The standard word for Japanese fried chicken, as it's become known around the world, is kara-age. Chicken pieces (usually boneless) are marinated; coated simply with flour, starch (usually katakuriko potato starch) or both; and deep-fried. According to the Japan Karaage Association, the dish first appeared in 1932 at a then-new chicken speciality restaurant in Ginza called Mikasa Kaikan. But despite its ubiquity on menus across Japan, there is a surprising amount of confusion around the dish.

To start with, how should the word kara-age be written? The age (揚げ) part is easy — it means deep-fried. But there's some debate as to whether the kara part should be the kanji for the Tang dynasty in China (唐, which is a synonym for China in Japan, regardless of the actual dynasty in power), to indicate its Chinese flavor influences, or the kanji for air (空), indicating that the dish is fried without batter. Both versions are considered valid. Some people avoid the issue by just writing kara in hiragana.

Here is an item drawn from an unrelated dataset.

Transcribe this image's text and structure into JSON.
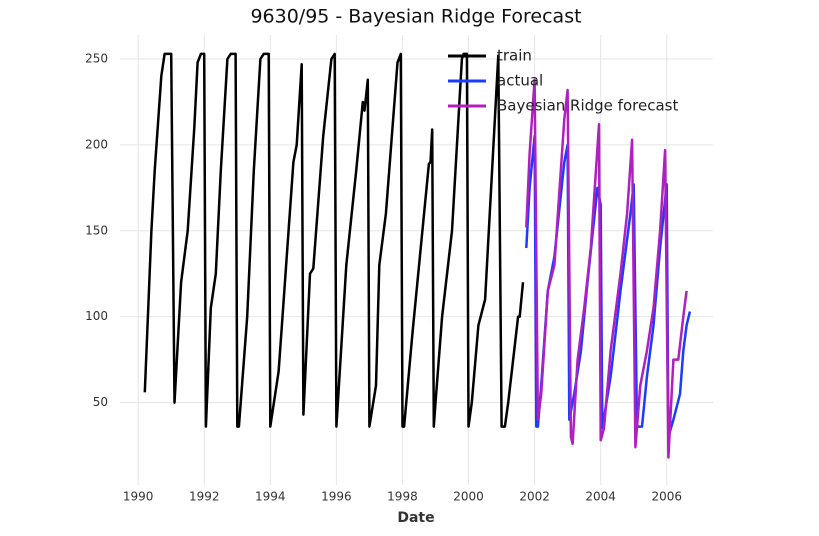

Another point of confusion is that most Japanese people can’t agree on the difference between kara-age and a similar deep-fried dish called tatsuta-age. Named for the Tatsuta River that flows in the northwest of Nara Prefecture, it gets its moniker because of the pretty contrast between the red-brown soy sauce marinade and the powdery white coating of potato starch used in the cooking process. Some insist that tatsuta-age is only coated with potato starch, while kara-age is coated with both flour and potato starch, but there are kara-age recipes that use only potato starch, too.